McAleese an `EU propagandist'
President Mary McAleese came under strong criticism at the Desmond Greaves Summer School in Dublin last weekend for her active support for EU propaganda campaigns in Eastern Europe. Speaking at the Twelfth Desmond Greaves Summer School in the Irish Labour History Museum in Beggars Bush, Green MEP Patricia McKenna said that she was extremely disappointed at the President's support for the crude and unchallenged EU propaganda campaigns taking place in Eastern Europe at EU taxpayers' expense.
McKenna said: ``President McAleese has become a propagandist for the EU in Eastern Europe and over the past two years she has on several official visits there lauded Ireland's Celtic Tiger economy as proof of how well small States can do in the EU.
``Mary McAleese's acceptance of this simplistic and inaccurate explanation of Ireland's current economic boom is extraordinary, considering her own political past and active participation in Ireland's -critical movement.
``Our President's support for these crude campaigns is grossly unfair to the peoples of Eastern Europe who are being told that if they join the EU they too can have a boom like Ireland's,'' said McKenna.
In 1987, Mary McAleese broke ranks with Fianna Fail when the then Taoiseach Charles Haughey decided to abandon his pre-election promises and support Ireland's ratification of the Single European Act.

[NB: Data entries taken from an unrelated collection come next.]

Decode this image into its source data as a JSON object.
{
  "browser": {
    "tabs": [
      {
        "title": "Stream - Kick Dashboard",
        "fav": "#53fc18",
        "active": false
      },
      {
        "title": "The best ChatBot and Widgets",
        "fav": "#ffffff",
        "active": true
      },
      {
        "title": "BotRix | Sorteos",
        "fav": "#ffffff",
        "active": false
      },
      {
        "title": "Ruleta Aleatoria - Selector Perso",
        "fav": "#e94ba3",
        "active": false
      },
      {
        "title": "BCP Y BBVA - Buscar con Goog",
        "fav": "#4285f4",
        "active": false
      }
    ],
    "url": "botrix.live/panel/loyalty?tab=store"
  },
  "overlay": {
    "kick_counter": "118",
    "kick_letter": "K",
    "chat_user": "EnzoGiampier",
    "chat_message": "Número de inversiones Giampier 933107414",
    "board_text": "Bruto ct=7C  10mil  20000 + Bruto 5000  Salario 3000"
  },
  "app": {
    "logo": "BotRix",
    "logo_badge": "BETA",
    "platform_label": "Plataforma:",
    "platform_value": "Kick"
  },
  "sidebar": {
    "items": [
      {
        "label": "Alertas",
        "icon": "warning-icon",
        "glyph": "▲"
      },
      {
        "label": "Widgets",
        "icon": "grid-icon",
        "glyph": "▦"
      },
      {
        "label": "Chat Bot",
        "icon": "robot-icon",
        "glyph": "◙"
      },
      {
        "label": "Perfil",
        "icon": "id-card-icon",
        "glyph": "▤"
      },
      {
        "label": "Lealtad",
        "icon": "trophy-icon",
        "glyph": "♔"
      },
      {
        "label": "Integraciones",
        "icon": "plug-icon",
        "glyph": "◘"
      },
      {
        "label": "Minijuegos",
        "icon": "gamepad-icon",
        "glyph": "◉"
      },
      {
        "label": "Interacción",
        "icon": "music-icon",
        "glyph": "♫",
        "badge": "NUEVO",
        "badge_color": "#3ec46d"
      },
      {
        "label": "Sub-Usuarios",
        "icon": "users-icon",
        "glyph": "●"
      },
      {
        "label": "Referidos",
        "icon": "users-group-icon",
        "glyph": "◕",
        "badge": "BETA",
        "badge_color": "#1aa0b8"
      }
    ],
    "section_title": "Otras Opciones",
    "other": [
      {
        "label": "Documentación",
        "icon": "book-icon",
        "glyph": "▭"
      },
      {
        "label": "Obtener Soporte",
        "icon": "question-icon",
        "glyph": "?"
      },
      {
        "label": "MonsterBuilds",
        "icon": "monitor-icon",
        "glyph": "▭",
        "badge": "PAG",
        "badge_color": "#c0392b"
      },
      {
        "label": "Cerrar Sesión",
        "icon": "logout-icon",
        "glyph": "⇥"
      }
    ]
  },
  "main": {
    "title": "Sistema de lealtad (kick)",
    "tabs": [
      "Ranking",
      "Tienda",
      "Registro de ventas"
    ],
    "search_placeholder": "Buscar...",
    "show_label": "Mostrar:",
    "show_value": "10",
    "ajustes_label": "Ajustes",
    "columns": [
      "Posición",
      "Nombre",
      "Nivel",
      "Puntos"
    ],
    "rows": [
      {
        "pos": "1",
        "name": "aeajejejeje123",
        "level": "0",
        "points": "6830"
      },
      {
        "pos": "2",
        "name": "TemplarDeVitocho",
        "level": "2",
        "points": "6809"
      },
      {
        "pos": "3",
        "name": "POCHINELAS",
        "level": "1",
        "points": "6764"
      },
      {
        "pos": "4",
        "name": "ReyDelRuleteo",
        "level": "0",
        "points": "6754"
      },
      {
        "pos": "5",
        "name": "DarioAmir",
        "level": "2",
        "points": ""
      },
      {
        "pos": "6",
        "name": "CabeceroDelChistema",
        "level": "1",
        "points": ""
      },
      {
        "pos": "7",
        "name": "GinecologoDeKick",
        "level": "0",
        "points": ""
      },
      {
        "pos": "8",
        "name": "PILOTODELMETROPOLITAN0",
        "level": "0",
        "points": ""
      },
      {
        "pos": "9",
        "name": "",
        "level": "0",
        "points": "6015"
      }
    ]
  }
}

McAleese was one of the leading figures in the No campaign then.
McKenna, who campaigned alongside Mary McAleese against the Single European Act in the 1987 referendum, said she was extremely disappointed that McAleese had abandoned her political principles so quickly after being elected president.
She appealed to President McAleese to reconsider her support for these EU campaigns, which McKenna said were ``providing a distorted and one-sided picture to the people of Eastern Europe and denying them the opportunity to also consider the drawbacks of EU membership''.